Douglas Wilson has an interesting take on Detroit’s bankruptcy: “like a drunk trying to make it to the next lamp post.” Why this analogy? Wilson says we first have to understand that Detroit is inevitably in a defaulting situation; the question now is what kind of default.

The only thing we don’t know is what kind of default it will be. The only thing we don’t know is who the unlucky victim of our defaulting will be.

Government does not make wealth. If government has wealth, then this means it was taken. The only way that the government can acquire the means to pay its obligations and debts is by taking it. The only question left before the house is “who will they take it from?”

He reminds us that the government does not create; it takes.

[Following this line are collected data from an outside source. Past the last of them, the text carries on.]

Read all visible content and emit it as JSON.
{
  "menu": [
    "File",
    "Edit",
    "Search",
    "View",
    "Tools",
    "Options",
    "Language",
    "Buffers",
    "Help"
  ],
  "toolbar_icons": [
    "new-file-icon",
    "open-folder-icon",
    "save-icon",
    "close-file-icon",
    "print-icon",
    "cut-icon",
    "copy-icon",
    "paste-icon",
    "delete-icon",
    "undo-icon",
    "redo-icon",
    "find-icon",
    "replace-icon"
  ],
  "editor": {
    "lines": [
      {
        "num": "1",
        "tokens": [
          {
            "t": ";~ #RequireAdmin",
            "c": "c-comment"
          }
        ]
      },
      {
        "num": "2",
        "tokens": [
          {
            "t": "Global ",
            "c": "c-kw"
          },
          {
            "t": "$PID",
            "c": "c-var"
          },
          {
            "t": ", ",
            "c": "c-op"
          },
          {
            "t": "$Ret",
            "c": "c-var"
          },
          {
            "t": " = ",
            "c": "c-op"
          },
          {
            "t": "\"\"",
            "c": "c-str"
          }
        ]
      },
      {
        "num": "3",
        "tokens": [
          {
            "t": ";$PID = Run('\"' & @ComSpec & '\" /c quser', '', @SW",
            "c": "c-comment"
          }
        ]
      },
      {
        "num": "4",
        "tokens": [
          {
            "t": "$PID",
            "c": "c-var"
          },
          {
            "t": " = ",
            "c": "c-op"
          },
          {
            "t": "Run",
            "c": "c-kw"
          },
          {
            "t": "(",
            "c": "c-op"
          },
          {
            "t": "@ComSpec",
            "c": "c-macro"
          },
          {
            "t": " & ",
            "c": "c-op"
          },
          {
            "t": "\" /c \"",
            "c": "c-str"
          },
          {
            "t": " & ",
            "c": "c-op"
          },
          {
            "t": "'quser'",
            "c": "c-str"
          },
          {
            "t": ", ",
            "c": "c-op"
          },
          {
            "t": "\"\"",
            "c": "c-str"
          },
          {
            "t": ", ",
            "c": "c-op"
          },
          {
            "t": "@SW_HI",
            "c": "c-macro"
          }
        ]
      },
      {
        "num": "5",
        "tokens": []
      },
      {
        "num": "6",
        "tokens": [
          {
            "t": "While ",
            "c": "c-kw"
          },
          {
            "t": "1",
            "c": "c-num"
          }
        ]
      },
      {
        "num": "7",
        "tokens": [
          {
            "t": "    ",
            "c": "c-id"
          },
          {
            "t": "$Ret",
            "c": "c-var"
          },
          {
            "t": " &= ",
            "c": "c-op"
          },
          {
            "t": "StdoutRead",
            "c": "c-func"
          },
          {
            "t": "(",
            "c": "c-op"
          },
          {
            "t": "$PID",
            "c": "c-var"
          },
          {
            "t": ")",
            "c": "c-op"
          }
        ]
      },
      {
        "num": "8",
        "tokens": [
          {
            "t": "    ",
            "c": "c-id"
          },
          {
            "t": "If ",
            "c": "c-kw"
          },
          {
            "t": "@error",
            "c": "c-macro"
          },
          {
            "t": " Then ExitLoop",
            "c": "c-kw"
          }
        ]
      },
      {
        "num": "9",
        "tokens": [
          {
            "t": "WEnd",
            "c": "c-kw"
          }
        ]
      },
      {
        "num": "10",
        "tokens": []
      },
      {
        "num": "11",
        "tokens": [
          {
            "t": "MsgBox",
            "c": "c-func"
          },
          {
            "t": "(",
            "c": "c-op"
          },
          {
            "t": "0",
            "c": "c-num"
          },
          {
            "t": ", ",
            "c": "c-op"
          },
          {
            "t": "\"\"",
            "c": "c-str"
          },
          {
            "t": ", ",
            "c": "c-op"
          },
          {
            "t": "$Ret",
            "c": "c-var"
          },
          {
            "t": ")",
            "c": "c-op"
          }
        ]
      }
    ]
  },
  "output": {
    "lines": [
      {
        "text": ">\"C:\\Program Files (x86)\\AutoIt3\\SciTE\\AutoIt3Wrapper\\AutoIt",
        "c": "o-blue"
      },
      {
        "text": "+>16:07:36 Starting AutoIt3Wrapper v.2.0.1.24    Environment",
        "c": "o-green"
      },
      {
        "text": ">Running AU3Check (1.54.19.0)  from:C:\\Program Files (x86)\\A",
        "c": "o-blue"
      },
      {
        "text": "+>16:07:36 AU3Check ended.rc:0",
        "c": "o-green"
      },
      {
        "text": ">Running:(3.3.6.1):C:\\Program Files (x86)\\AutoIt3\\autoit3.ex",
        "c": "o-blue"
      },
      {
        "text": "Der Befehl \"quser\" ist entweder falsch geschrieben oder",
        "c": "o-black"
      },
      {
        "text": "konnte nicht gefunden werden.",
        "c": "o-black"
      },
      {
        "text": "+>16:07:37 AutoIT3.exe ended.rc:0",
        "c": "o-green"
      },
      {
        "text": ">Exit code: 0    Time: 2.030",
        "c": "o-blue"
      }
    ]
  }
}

Here are the basic ways in which such a taking can happen. The government can wage war on other countries, and take from them. The government can raise taxes, and take that way. The government can debase the currency, and take that way. The government can run up a big debt which it finds itself unable to pay, and take that way. And of course, given the realities of the ongoing political circus, the government can stagger between these options, like a drunk trying to make it to the next lamp post.

Wilson also has some thoughts for those in the evangelical realm who have embraced “leftist economics” (Jim Wallis, are you listening?):

You think that businessmen who know how to add and subtract are those who are in the grip of mammon-lust. You don’t like the hard lines of clear thinking, and the blinking sums on their calculators do nothing but harsh your mellow.

Do me a favor, and look at Detroit. Look at the failure of all passionate nostrums. Look at the collapse of real integrity. Look at the grasping and demented idiocy of the unions. Look at the abandonment of government’s true functions. Look at the wreckage of human lives. Look at the ruin of a once great city. Look at what aching greedlust does. Behold the handiwork of passion.